Yes, dialing the wrong number isn't that bad to be howled about. What if the mix-ups aren't about the telephone keypads but the medicine?

That happened within the government hospitals. Those drugs we gave out to the patients look exactly like the random number telephone keypads. I think no one really knows what a drug looks like because, these days, its appearance keep changing with every new generic drug introduced by the public hospitals. That's why my kidney disease patient (that is, having drug treatment for many many years) could still be confused by the new appearance of pills and took double the amount of blood pressure pills.

Never mind what your hospital managers told you about the top issue of medication safety. They have a higher priority - if money is an issue, they will put anything else behind. There is not a hospital manager who isn't constrained by drug expenditure. The hard truth is, all hospitals go on at length cutting the drug budget, say, by comparing the price of generic drugs. Although brand-name drugs and generic drugs are supposingly interchangeable (another worst-kept tooth-fairy myth), they can differ substantially in their appearance. I'm not saying that generic drugs aren't cost-effective substitutes for brand-name medications. No, the question is not to judge if generic drug and brand-name drug are identical and, of course they never are, we have to accept taking generic drugs. But it seems that we're changing the generic drugs too frequently and totally out of our control.

Of course, we should not complain about things totally out of our control, such as the weather. As for the generic drug change, we seem to change them even more often than the weather change.

Tuesday, November 1, 2011

Wavelength

Remember the long queue in front of the telephone booth at the university dormitory? Not many - even though, as the common scene before the mobile phones have revolutionised the way we talk to our girlfriends and boyfriends.

If it's not because of the recent movie You're the Apple of My Eye, the picture could have faded in the society's collective memory. This movie has made itself a household name after its debut. There's no medium like the movies to give us the flashback pleasure of going young and fooling around. You're the Apple of My Eye is rife with incurably innocent and naive ideas that make us laugh.
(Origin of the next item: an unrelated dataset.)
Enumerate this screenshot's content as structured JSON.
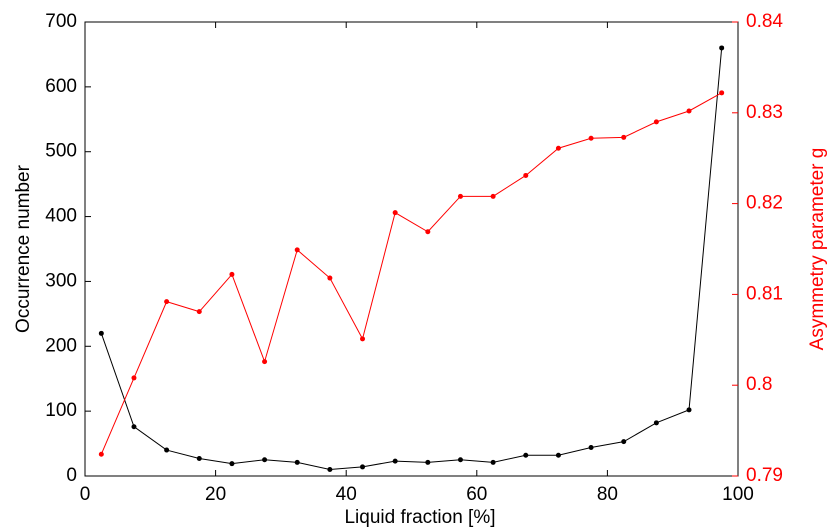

I went to see the movie last week and almost laughed my head off. I'm not saying that we should follow the kids and appear stupid. As adults, it's easy to forget how boys and girls feel. Amazing as it may seem, getting on their wavelength is the only way to draw ourselves closer to the young generation. One of the important lessons from the book Raising an Emotionally Intelligent Child is to imagine how we would feel if we were young. Instead of emphasizing that a kid should not whine when his brother received a birthday gift, we are taught to respond in a way to demonstrate our understanding - something like, "I used to feel jealous when I was a little boy and Aunt Mary got a gift."